Der Zurückruderer

Vergangene Woche hat sich Tübingens Grüner OB Boris Palmer in einem TV-Interview gehörig in die sprichwörtlichen Nesseln gesetzt.

Seine Forderung nach einer Lockerung der Beschränkungen, die durch das Corona-Virus verursacht wurden, bekräftigte er mit der Aussage: „Ich sage es Ihnen mal ganz brutal: Wir retten in Deutschland möglicherweise Menschen, die in einem halben Jahr sowieso tot wären aufgrund ihres Alters und ihrer Vorerkrankungen. Aber die weltweiten Zerstörungen der Weltwirtschaft sorgen nach Einschätzung der UNO dafür, dass der daraus entstehende Armutsschock dieses Jahr eine Million Kinder zusätzlich das Leben kostet. Da sieht man: Es ist ein Medikament mit Nebenwirkungen, wir müssen es richtig dosieren.“

Dass man bei dem „Medikament“ der Beschränkungen des öffentlichen Lebens regelmäßig über die Dosis sprechen muss, ist alleine schon aufgrund der ständig neu zu bewertenden Situation nachvollziehbar. Das von Herrn Palmer hier betriebene gegeneinander Aufrechnen von Leben lässt hingegen die Frage aufkommen, ob manche Menschen nicht vielleicht doch einst zu heiß gebadet wurden. Abgesehen davon, dass auch in Deutschland laut RKI 14% der Corona-Todesopfer unter 70 sind und somit keineswegs fast ausschließlich „hochaltrig“: Sollen wir ältere Menschen mutwillig gefährden bzw. sterben lassen, damit der Alltag weitergeht? Das findet man höchstens so lange gut, bis die Krankheit die eigenen Eltern oder einen selbst trifft (mit besten Grüßen an Boris Johnson). Zumal Herr Palmer offenbar übersieht, dass auch die schweren Krankheitsverläufe nicht einfach tot umfallen, sondern intensivmedizinisch betreut werden müssen. Möchte er eine vermeidbare Belastung dieser medizinischen Kapazitäten verantworten?
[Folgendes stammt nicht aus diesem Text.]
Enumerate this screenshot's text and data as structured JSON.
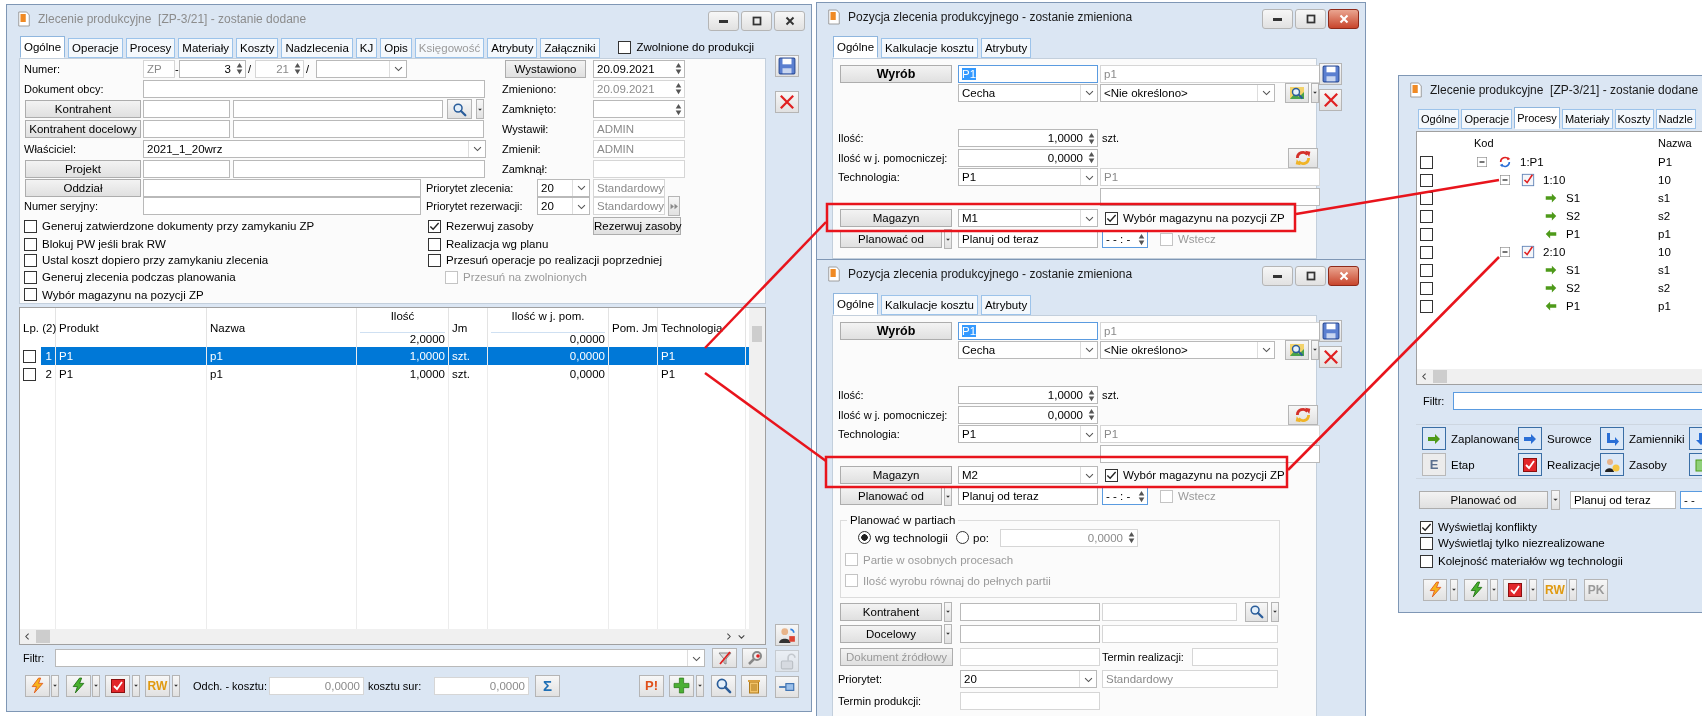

Oder sollen diese Fälle nach seiner Ansicht dann vielleicht gar nicht mehr versorgt werden, weil sie ja sowieso irgendwann sterben?

Zum Wochenende hat Boris Palmer freilich zurückgerudert – es sei gar nicht so gemeint, missverständliche Wortwahl, man müsse die Alten schützen, etc. Nun ist der Ansatz „schießen und dann entschuldigen“ in der Politik nicht unüblich – manchmal ernst gemeint, manchmal rein taktisch. Unseres Erachtens klafft jedoch ein Riesenunterschied zwischen einem einfachen Missverständnis und einer Aussage, die bei Umsetzung einem großen Teil der Bevölkerung das Recht auf (Weiter-)Leben streitig machen dürfte. Mit einem „sorry“ ist es da nicht getan – aber das müssen letztlich die Grünen entscheiden.

Eines noch: Es bestand Anfang des Jahres die Überlegung, Boris Palmer zur Vorstellung der Bürger-App nach Edingen-Neckarhausen einzuladen. Sehr geehrter Herr Bürgermeister Michler, uns scheint es angebracht, dieser Person in unserer Gemeinde keinerlei Plattform zu bieten und ihn auf einer Distanz zu halten, die den aktuellen Sicherheitsabstand deutlich übersteigt. (Patrick Hennrich)

UPDATE:

Die Einladung an Boris Palmer war seitens der Gemeinde bereits ausgesprochen und ein Termin festgesetzt. Wir haben daher gemeinsam mit diesem Artikel eine Anfrage an Bürgermeister Michler gestellt, die Einladung an Boris Palmer zurückzuziehen. Bürgermeister Michler teilte den Fraktionen kurz darauf mit, dass er unsere Ansicht teile und es keinen Auftritt von Boris Palmer in unserer Gemeinde geben werde.